"Demontaż demokracji w Polsce przebiega tak szybko, że nawet ci pesymiści, którzy postawili na mniej śmiałe i bardziej rozważne kroki nowego, konserwatywnego rządu posiadającego zdecydowaną większość przecierają ze zdumienia oczy" - pisze monachijski dziennik. "Osłabienie Trybunału Konstytucyjnego, kontrola mediów państwowych, nacjonalizacja kultury, obsadzenie ważnych gremiów swoimi ludźmi, krytyka Europy - wszystko to w pierwszych tygodniach po objęciu urzędu. Mówiąc cynicznie, to dobry wynik" - czytamy na łamach gazety.
SZ porównuje sposób działania polskich władz do "efektywności" węgierskiego premiera Viktora Orbana. "Mechanizm był taki sam. Konstytucję, media i kulturę skierowano na tory partii Fidesz. Potem nastąpiła renacjonalizacja ważnych sektorów gospodarki.
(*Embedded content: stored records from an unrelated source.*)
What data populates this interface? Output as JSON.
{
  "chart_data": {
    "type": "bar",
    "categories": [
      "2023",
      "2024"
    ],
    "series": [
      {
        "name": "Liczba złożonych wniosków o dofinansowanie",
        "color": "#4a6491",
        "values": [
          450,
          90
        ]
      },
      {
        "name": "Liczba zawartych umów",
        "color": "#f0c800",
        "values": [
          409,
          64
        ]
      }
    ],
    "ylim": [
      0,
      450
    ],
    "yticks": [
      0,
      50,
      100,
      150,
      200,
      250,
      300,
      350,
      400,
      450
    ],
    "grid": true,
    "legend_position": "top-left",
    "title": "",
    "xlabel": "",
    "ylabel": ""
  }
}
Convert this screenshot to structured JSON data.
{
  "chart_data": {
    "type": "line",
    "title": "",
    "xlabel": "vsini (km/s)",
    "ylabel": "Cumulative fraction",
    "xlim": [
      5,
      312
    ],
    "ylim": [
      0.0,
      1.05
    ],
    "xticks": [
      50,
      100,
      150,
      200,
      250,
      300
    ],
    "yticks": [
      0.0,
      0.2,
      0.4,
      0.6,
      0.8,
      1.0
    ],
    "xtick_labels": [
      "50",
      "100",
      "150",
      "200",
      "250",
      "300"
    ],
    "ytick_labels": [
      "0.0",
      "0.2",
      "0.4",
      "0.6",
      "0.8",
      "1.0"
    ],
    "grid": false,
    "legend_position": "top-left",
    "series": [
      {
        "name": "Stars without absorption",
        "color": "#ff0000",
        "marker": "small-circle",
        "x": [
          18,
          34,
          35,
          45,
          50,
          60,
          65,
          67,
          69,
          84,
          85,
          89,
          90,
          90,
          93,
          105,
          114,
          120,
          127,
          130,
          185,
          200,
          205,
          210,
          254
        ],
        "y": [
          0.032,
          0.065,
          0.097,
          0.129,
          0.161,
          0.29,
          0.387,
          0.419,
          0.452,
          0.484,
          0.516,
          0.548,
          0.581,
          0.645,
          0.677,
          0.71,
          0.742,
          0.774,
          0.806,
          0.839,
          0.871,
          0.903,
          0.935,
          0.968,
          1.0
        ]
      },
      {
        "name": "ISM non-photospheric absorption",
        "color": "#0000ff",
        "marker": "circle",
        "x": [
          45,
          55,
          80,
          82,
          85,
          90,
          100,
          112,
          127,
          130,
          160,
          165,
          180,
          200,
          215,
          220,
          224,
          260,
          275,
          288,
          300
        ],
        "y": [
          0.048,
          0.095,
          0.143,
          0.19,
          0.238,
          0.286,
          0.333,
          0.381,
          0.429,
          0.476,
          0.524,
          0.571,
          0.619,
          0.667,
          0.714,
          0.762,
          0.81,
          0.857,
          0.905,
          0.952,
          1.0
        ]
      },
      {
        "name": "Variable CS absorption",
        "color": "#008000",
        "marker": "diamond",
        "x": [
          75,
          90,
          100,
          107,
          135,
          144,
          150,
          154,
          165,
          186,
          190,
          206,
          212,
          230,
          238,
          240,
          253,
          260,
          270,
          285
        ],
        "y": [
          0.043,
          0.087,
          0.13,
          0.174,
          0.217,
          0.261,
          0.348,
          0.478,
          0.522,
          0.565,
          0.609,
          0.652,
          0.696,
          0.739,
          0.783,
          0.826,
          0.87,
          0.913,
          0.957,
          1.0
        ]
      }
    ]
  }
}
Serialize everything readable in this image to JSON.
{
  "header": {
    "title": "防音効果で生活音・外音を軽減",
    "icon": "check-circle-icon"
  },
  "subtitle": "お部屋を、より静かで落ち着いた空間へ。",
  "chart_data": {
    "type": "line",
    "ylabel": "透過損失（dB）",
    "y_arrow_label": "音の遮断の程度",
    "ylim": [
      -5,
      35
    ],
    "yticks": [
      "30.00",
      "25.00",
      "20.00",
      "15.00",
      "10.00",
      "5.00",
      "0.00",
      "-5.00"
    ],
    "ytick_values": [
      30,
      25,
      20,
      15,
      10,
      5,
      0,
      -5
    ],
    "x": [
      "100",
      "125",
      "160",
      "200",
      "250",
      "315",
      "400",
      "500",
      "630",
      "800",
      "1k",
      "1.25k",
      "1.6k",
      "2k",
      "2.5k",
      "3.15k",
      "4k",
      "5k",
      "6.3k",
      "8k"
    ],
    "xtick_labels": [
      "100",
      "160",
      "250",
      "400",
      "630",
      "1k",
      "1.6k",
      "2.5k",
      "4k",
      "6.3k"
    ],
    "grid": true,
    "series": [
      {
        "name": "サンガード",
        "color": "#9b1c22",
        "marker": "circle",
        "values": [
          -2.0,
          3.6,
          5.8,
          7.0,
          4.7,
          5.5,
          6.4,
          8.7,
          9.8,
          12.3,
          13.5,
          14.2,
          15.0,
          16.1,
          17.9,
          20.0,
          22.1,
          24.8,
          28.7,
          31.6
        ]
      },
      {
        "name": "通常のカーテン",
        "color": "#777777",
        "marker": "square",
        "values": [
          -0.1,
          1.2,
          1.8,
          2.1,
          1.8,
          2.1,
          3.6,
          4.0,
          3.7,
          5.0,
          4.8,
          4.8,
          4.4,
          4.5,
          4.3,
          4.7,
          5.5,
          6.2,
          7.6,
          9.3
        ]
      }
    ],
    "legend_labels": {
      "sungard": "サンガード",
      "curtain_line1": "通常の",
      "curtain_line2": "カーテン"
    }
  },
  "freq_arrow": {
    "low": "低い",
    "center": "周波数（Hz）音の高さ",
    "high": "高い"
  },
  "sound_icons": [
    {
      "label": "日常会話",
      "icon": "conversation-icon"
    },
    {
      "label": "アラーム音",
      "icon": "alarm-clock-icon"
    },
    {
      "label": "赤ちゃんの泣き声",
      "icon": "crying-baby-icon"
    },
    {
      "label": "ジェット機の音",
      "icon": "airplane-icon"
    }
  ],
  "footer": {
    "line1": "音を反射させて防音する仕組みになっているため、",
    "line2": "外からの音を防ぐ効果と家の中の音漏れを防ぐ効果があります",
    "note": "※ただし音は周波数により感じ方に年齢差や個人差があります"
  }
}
Jednocześnie ważne gremia i posady obsadzono prorządowymi politykami i menedżerami" - objaśnia sytuację na Węgrzech dziennik. Jednak w opinii gazety "model węgierski" jest "jedyny w swoim rodzaju" i nie do powtórzenia gdzie indziej "Orbanizację społeczeństwa", można by przenieść w całości i na dłuższy czas do innych krajów UE tylko wysokim nakładem kosztów społecznych i za cenę głębokiego przewrotu społecznego" - twierdzi SZ i przypomina, że trzyletnie działania partii Fidesz wywołały demonstracje antyrządowe. Tymczasem "W Polsce nie minęły trzy tygodnie, a już 50 tysięcy rozwścieczonych ludzi zgromadziło się przed Sejmem aby zasygnalizować Jarosławowi Kaczyńskiemu i jego poplecznikom w rządzie, że nie taka była umowa" - objaśnia SZ. Dziennik dodaje, że na wzór Komitetu Obrony Robotników (KOR) działającego w drugiej połowie lat 70. i sprzeciwiającego się polityce PRL-u powstał teraz Komitet Obrony Demokracji (KOD).
Gazeta twierdzi, że nie należy nadużywać porównań między państwami i narodami. Zauważa jednak przy tym, że "Polacy i Węgrzy mają ze sobą mało wspólnego, pominąwszy tęsknotę za silnym przywództwie, izolowanie się od niesprawiedliwości wrogiego świata oraz odmowę mieszania się i dzielenia się z uchodźcami, oraz to, że oba te kraje, jako satelity byłego Związku Radzieckiego, musiały się poddać bolesnemu procesowi ekonomicznego usamodzielnienia, politycznej przebudowy i rozliczenia z przeszłością" - ocenia SZ. Zdaniem dziennika podstawowa różnica polega na tym, że Polacy tworzą "społeczeństwo wysoce upolitycznione, często postrzegane jako mające skłonność do anarchii w państwie, które przez długi czas było pozbawione państwowości. Polacy nie pozwolą odebrać sobie przez rządzącą partię PiS tego, o co było nie było walczyli przez stulecia" - konstatuje dziennik.
FAZ o incydencie w Centrum Kontrwywiadu NATO
Frankfurcki dziennik komentuje nocne wejście urzędników MON i Żandarmerii Wojskowej do Centrum Eksperckiego Kontrwywiadu NATO.
"Kiedy narodowi konserwatyści w Polsce byli jeszcze w opozycji zarzucili rządowi, że nie reprezentuje wystarczająco interesów kraju - pisze "Frankfurter Allgemeine Zeitung". Teraz, kiedy są u władzy, sami pokazują jak się szkodzi interesom Polski".
Ten opiniotwórczy dziennik informuje dalej, że urzędnicy Ministerstwa Obrony Narodowej weszli w nocy z czwartku na piątek do warszawskiego Centrum Eksperckiego Kontrwywiadu NATO. Powodem tego najścia był plan wymiany kierownictwa Centrum. FAZ cytuje słowa MON-u, który tę decyzję określa jako "nic nadzwyczajnego".